The announcement of further aid came as the Office of Antonio Guterres, the United Nations High Commissioner for Refugees (UNHCR), announced that the number of registered refugees since May 2 had reached 1,454,377.
A statement from UNHCR said that “humanitarian workers were struggling to keep up with the size and speed of the displacement”.
Guterres told reporters on Sunday, “It’s like trying to catch something that’s moving ahead of us because the number of people on the move every day is so big and the response is never enough.”
“Leaving this population without the support they need – with such massive numbers – could constitute an enormous destabilizing factor”, he said.
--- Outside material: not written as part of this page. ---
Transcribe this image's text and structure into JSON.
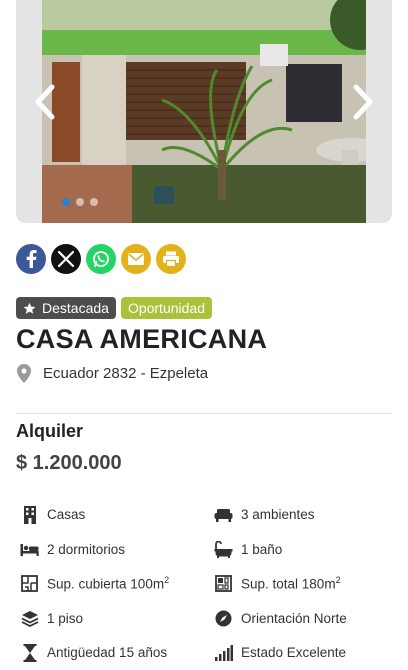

UNHCR’s chief spokesperson, Ron Redmond, said on Tuesday, “We haven’t seen anything so big and so fast in years.”
Of the 1.45 million refugees that have registered, only about 10 percent are living in camps that have been set up for the displaced. Others are living with relatives and friends, in the homes of those who have opened their doors to help alleviate the crisis, or in other locations such as schools that have are being used to accommodate refugees.
Journalists have been barred from entering Swat as the fighting continues, but fleeing refugees have told of increasingly intolerable conditions. Militants have mined roads, and many people who did not flee earlier are not trapped.
The military has closed in on the Swat’s main town of Mingora, a population center of about 200,000, where militants loyal to Mullah Fazlullah have taken over.
Pakistani officials have said that 10,000 residents of Mingora have remained in the city, while most have fled.
Fazlullah is the head of Tehreek-e-Nafaz-e-Shariat-e-Mohammadi (TNSM), a group that has sought to establish Sharia, or Islamic law, in Swat and is allied with Tehrik-e-Taliban Pakistan (TTP), or the Pakistani Taliban.
The Pakistani Taliban is led by Baitullah Mehsud, who was accused of assassinating the former prime minister and late wife of President Zardari, Benazir Bhutto.
The Pakistan military is preparing to engage in urban warfare against militants holed up in Mingora.
A security official said, “Troops continue to close in on Mingora, from where Taliban are trying to escape, but our strategy is not to let them flee.”
Pakistani authorities have said that more than 1,030 militants have been killed, as well as 53 troops. There have been no figures on the number of civilian deaths, or independent confirmation that those killed by security forces were among the belligerents and not innocent bystanders.